【オーナー特集】割烹 柳家
【オーナー特集】
割烹 柳家4代目:青柳宏幸
【歩み】
幼い頃から特に親に言われていたわけではなかったが柳家を継ごうと思っていた。
でも、自分は料理が好きだとか手先が器用な方ではなかったし、むしろ料理は苦手な分野だった。それでも自分が柳家を継ごうと思ったのは、幼い頃からいたこのお店を終わらせたくないという思いがとても強かったから。1888年(大正6年)から繋いできた柳家を自分の代で終わらせることが嫌だった。
大学を卒業後、家業を継ぐ為の第一歩として飲食業界に行ってもよかったが、のちに経営者になることを考え、まず、経営コンサルタント会社に入社した。そこで3年間お世話になった後、父の友人のつてで京都の山科にある「料亭・わらびの里」で3年間和食の基礎を1から勉強させてもらった(米の研ぎ方から魚の捌き方など)。自分は大学を卒業して社会人として3年間仕事をしてきた後に料理の世界に入ったので、当時24歳ではあったが修行をしにきている若手の中では年長者だった。非常に厳しい上下関係の中で自分より年下の者から厳しい言葉を貰うことも多々あり、「なにくそっ!」と思うこともあったが、その時の経験が精神面の強さを養う上で非常に役に立ったと思う。その後は他の料亭も見てみたかったので東京の日比谷にある「京料理・あと村」で半年間経験後、実家に戻り、柳家に入る(30歳)。

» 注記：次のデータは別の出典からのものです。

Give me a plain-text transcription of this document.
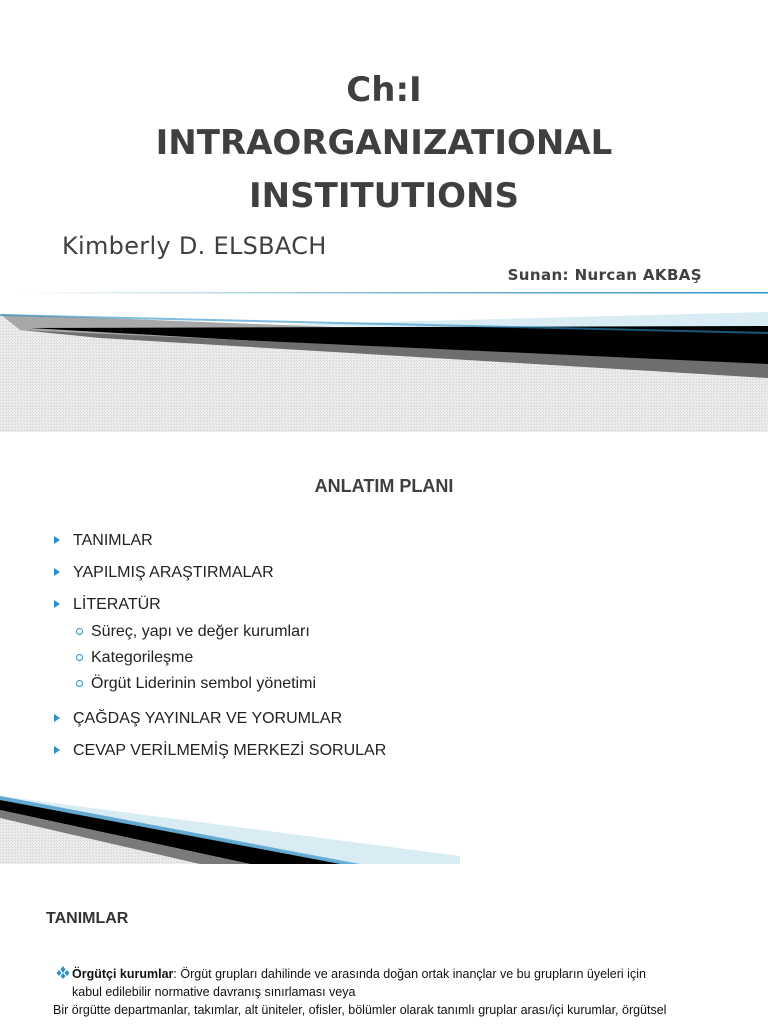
Ch:I
INTRAORGANIZATIONAL
INSTITUTIONS
Kimberly D. ELSBACH
Sunan: Nurcan AKBAŞ
ANLATIM PLANI
TANIMLAR
YAPILMIŞ ARAŞTIRMALAR
LİTERATÜR
Süreç, yapı ve değer kurumları
Kategorileşme
Örgüt Liderinin sembol yönetimi
ÇAĞDAŞ YAYINLAR VE YORUMLAR
CEVAP VERİLMEMİŞ MERKEZİ SORULAR
TANIMLAR
Örgütçi kurumlar: Örgüt grupları dahilinde ve arasında doğan ortak inançlar ve bu grupların üyeleri için
kabul edilebilir normative davranış sınırlaması veya
Bir örgütte departmanlar, takımlar, alt üniteler, ofisler, bölümler olarak tanımlı gruplar arası/içi kurumlar, örgütsel
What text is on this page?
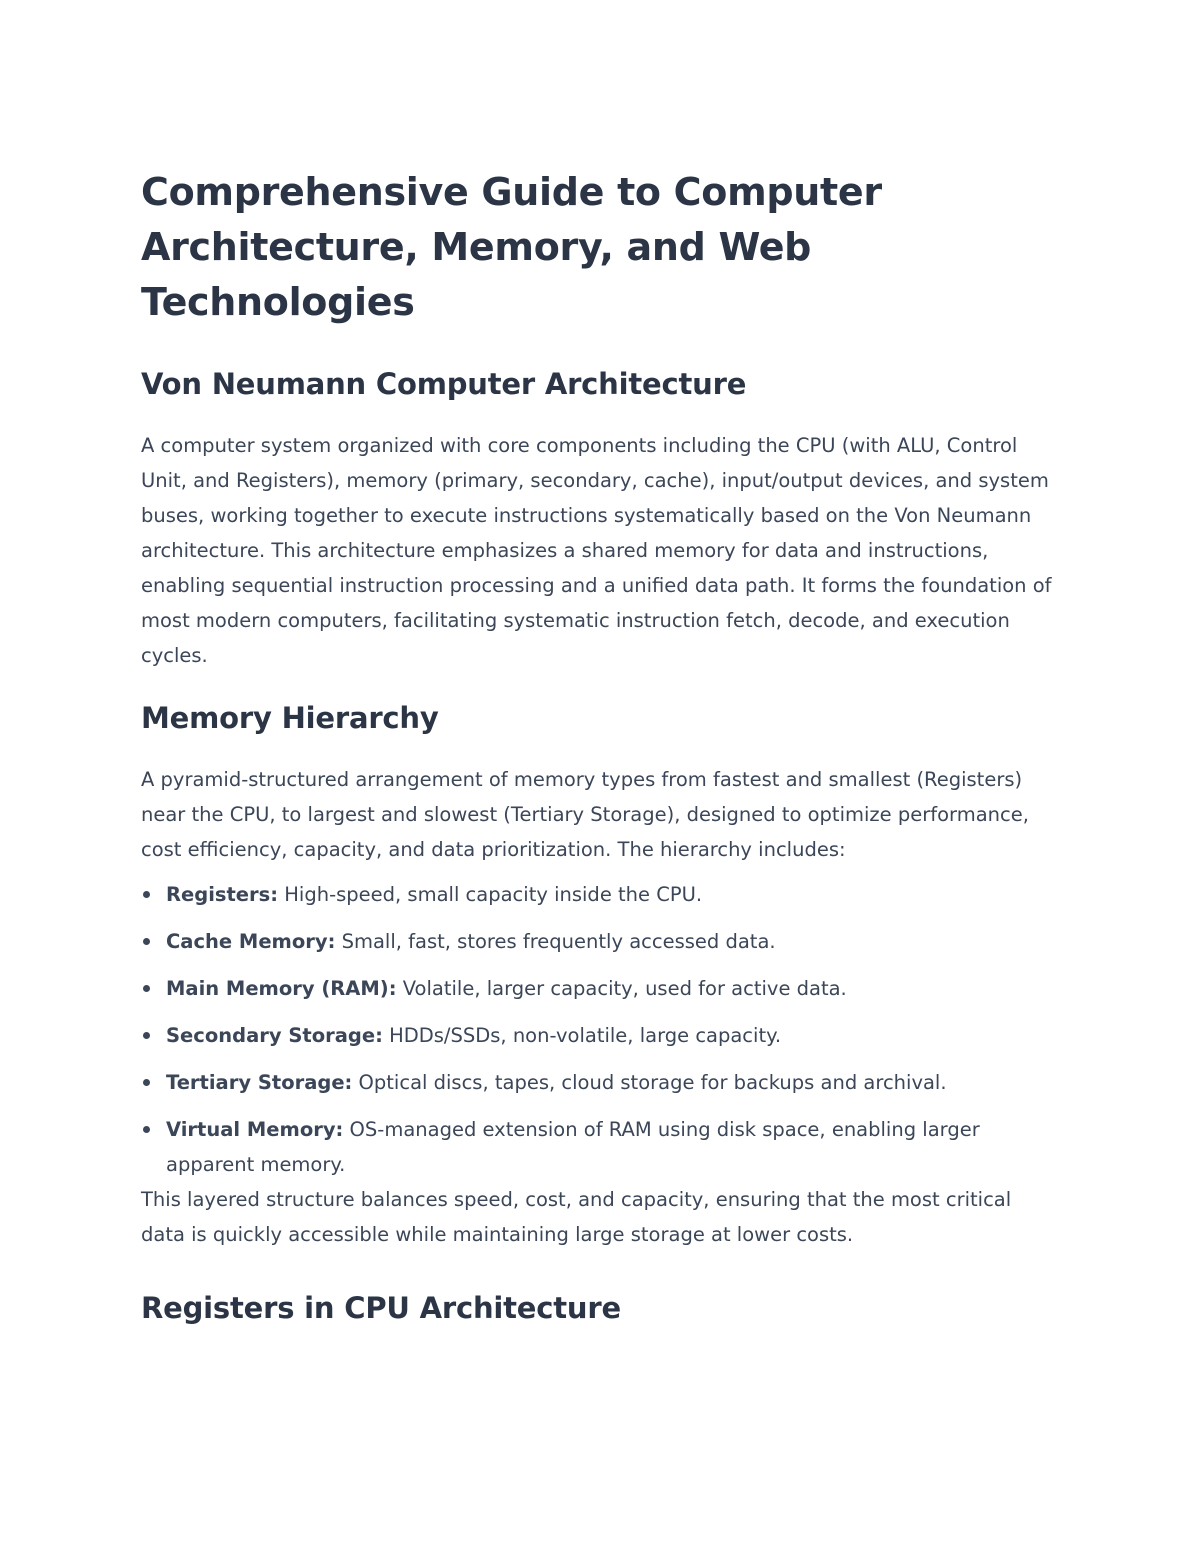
Comprehensive Guide to Computer Architecture, Memory, and Web Technologies
Von Neumann Computer Architecture

A computer system organized with core components including the CPU (with ALU, Control Unit, and Registers), memory (primary, secondary, cache), input/output devices, and system buses, working together to execute instructions systematically based on the Von Neumann architecture. This architecture emphasizes a shared memory for data and instructions, enabling sequential instruction processing and a unified data path. It forms the foundation of most modern computers, facilitating systematic instruction fetch, decode, and execution cycles.

Memory Hierarchy

A pyramid-structured arrangement of memory types from fastest and smallest (Registers) near the CPU, to largest and slowest (Tertiary Storage), designed to optimize performance, cost efficiency, capacity, and data prioritization. The hierarchy includes:

Registers: High-speed, small capacity inside the CPU.
Cache Memory: Small, fast, stores frequently accessed data.
Main Memory (RAM): Volatile, larger capacity, used for active data.
Secondary Storage: HDDs/SSDs, non-volatile, large capacity.
Tertiary Storage: Optical discs, tapes, cloud storage for backups and archival.
Virtual Memory: OS-managed extension of RAM using disk space, enabling larger apparent memory.

This layered structure balances speed, cost, and capacity, ensuring that the most critical data is quickly accessible while maintaining large storage at lower costs.

Registers in CPU Architecture
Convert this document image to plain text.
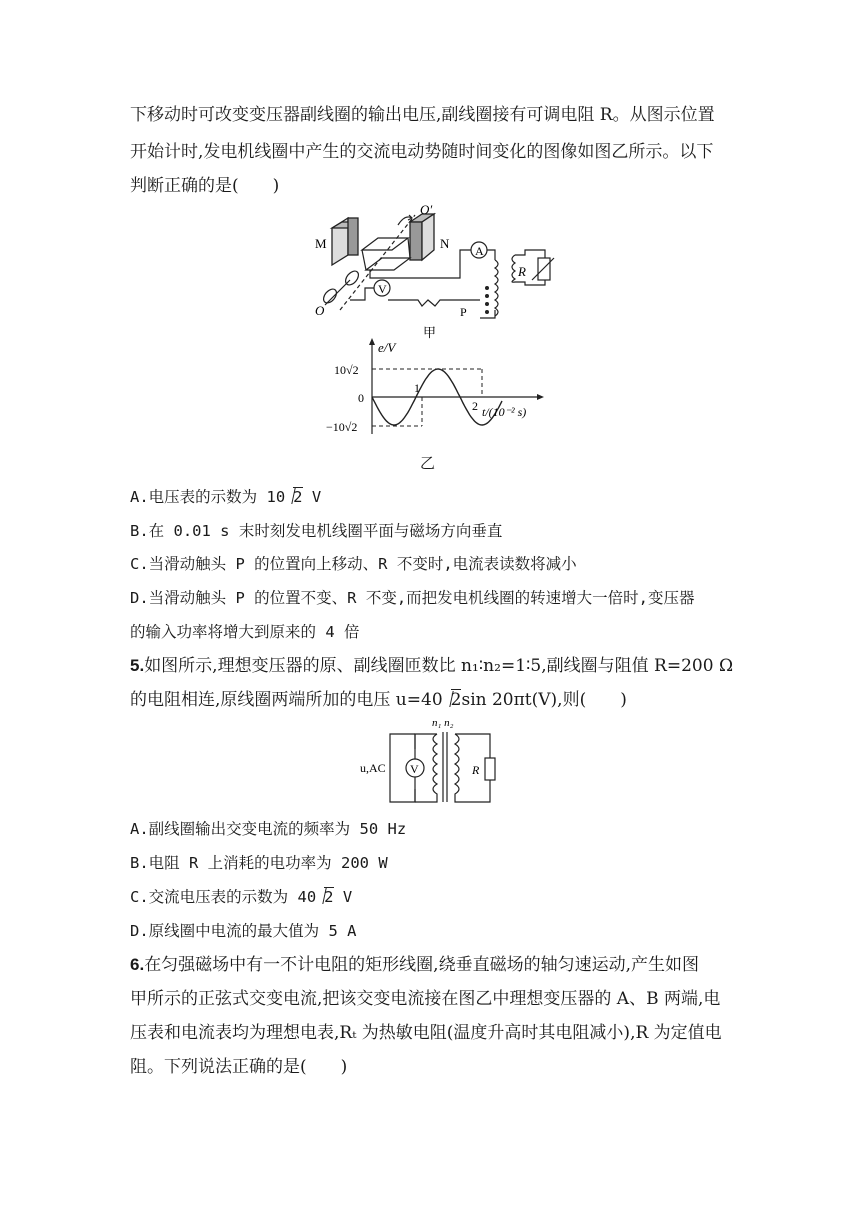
下移动时可改变变压器副线圈的输出电压,副线圈接有可调电阻 R。从图示位置
开始计时,发电机线圈中产生的交流电动势随时间变化的图像如图乙所示。以下
判断正确的是(　　)
A
V
R
M	N
O′
O	P
甲
e/V
10√2
0
−10√2
1
2 t/(10⁻² s)
乙
A.电压表的示数为 10 2 V
B.在 0.01 s 末时刻发电机线圈平面与磁场方向垂直
C.当滑动触头 P 的位置向上移动、R 不变时,电流表读数将减小
D.当滑动触头 P 的位置不变、R 不变,而把发电机线圈的转速增大一倍时,变压器
的输入功率将增大到原来的 4 倍
5.如图所示,理想变压器的原、副线圈匝数比 n₁∶n₂=1∶5,副线圈与阻值 R=200 Ω
的电阻相连,原线圈两端所加的电压 u=40 2sin 20πt(V),则(　　)
V
n₁ n₂
u,AC	R
A.副线圈输出交变电流的频率为 50 Hz
B.电阻 R 上消耗的电功率为 200 W
C.交流电压表的示数为 40 2 V
D.原线圈中电流的最大值为 5 A
6.在匀强磁场中有一不计电阻的矩形线圈,绕垂直磁场的轴匀速运动,产生如图
甲所示的正弦式交变电流,把该交变电流接在图乙中理想变压器的 A、B 两端,电
压表和电流表均为理想电表,Rₜ 为热敏电阻(温度升高时其电阻减小),R 为定值电
阻。下列说法正确的是(　　)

柳家に入ってからは、当時ウチのメニューは父と一緒に切り盛りしていた板前さんが取り仕切っていたのでその方と一緒に仕事をやりながら、父からは鰻の焼き方やフグ処理を教わった。そして、44歳の時に柳家の4代となり、現在に至る。
【ターニングポイント】
4代目として、会社の代表になってからすぐに売上の底上げ等、経営上の課題に直面することになる。その1つの解決策として店内も外観も年月が経っていたので、今までお世話になったお客様に還元する意味でも店を思い切って改装しようと思った。ただ、銀行に融資を打診するも中々取り合ってもらえず、非常に苦労した。でも、この時に諦めずに各行まわったことで、なんとか日本政策金融公庫から融資がおりることになり、改装後は売上が25%以上アップし、ホームページも改修し今でもその効果は継続している。
あの時の資金調達とその使い方が間違った方向に舵が切られていたら、もしかしたら今、柳家はなかったかもしれない。
【後進へのメッセージ】
自分の提供したものに対するお客様のリアクションがダイレクトに見える世界なので、それに面白みを感じれる人非常に向いている世界だと思います。
ただ、何事もやり続けること。自分も元々、料理は苦手だったけどこれしかない!と思ったからやり続けることができた。